BlackRock, Fidelity Challenge Hedge Funds With Trend-Chaser Bets

Trend-chasing hedge funds are facing a fresh wave of competition from the ETF world, as asset managers make their latest push to open up strategies to the masses that were once reserved for the financial elite.

BlackRock, Invesco and Fidelity have all recently filed to launch so-called managed futures ETFs, which use derivatives to surf momentum across a variety of asset classes. By adapting to changing market conditions with their systematic models, these funds aim to act as a bulwark against pullbacks in traditional portfolios.
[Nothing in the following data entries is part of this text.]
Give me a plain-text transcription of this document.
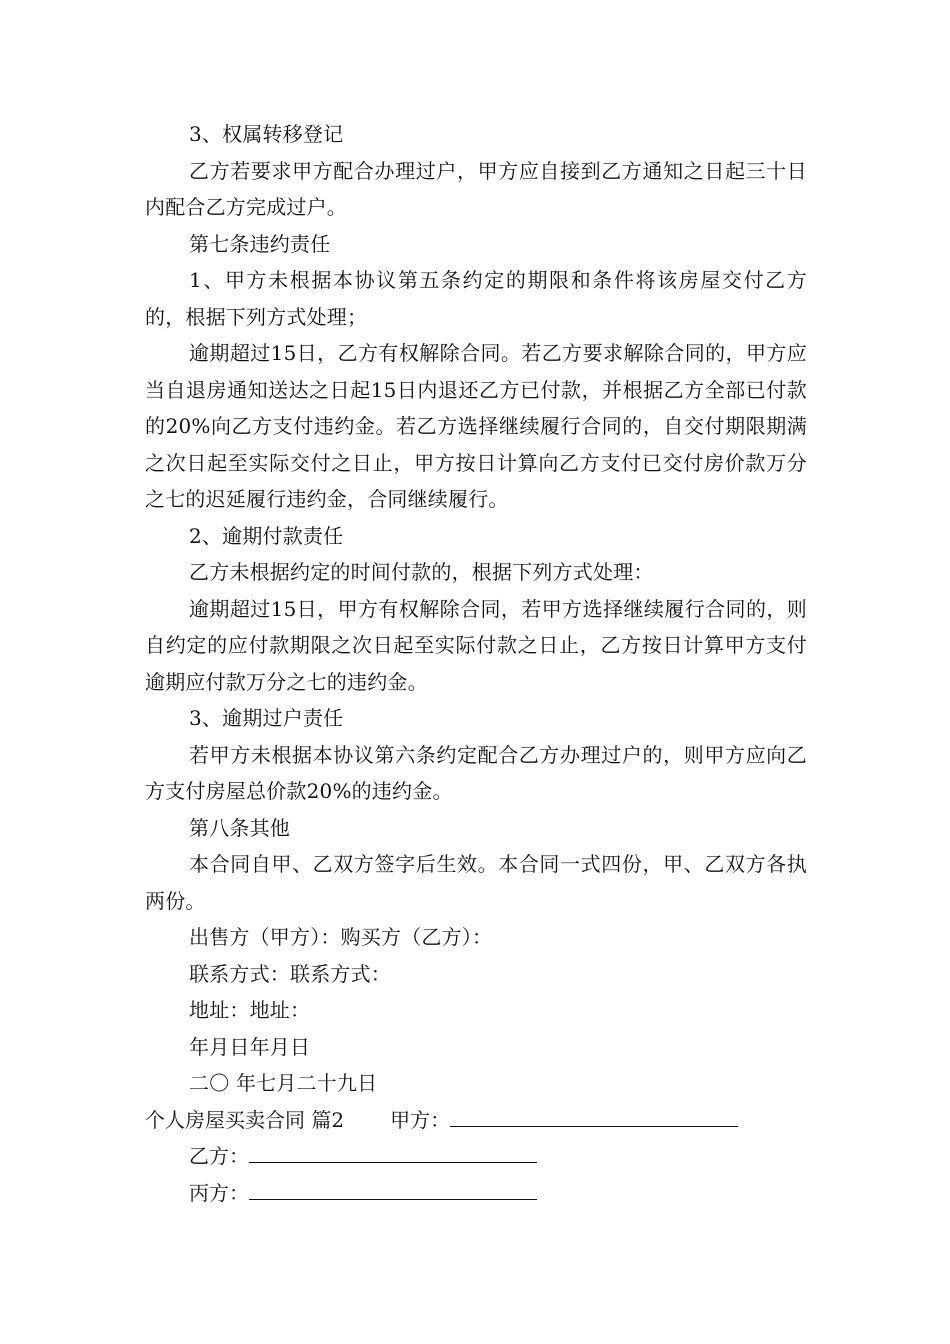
3、权属转移登记

乙方若要求甲方配合办理过户，甲方应自接到乙方通知之日起三十日内配合乙方完成过户。

第七条违约责任

1、甲方未根据本协议第五条约定的期限和条件将该房屋交付乙方的，根据下列方式处理；

逾期超过15日，乙方有权解除合同。若乙方要求解除合同的，甲方应当自退房通知送达之日起15日内退还乙方已付款，并根据乙方全部已付款的20%向乙方支付违约金。若乙方选择继续履行合同的，自交付期限期满之次日起至实际交付之日止，甲方按日计算向乙方支付已交付房价款万分之七的迟延履行违约金，合同继续履行。

2、逾期付款责任

乙方未根据约定的时间付款的，根据下列方式处理：

逾期超过15日，甲方有权解除合同，若甲方选择继续履行合同的，则自约定的应付款期限之次日起至实际付款之日止，乙方按日计算甲方支付逾期应付款万分之七的违约金。

3、逾期过户责任

若甲方未根据本协议第六条约定配合乙方办理过户的，则甲方应向乙方支付房屋总价款20%的违约金。

第八条其他

本合同自甲、乙双方签字后生效。本合同一式四份，甲、乙双方各执两份。

出售方（甲方）：购买方（乙方）：

联系方式：联系方式：

地址：地址：

年月日年月日

二〇 年七月二十九日

个人房屋买卖合同 篇2 甲方：
乙方：
丙方：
The hedge funds that follow similar strategies — known by their regulatory moniker “commodity trading advisers” or CTAs — still control some $340 billion, but their assets have stagnated over the past decade and dipped since 2022, according to BarclayHedge data.

The ETFs that have entered the fray are still tiny in comparison, but the $3.3 billion they now manage is nearly double what it was a year ago, data compiled by Bloomberg shows. The ETFs have been helped by their lower fees, and at least in 2024, their better performance, in part thanks to their simpler investment style.

The SG CTA Index, which tracks 20 such hedge funds, rose 2.4% in 2024. Meanwhile, the average return from similar ETFs was around 7.3% over the same period.

“As more entrants arrive, they will try to provide a lower-cost offering,” said Mohit Bajaj, director of ETFs at WallachBeth Capital. “If they can outperform the hedge funds, they will gain the assets.”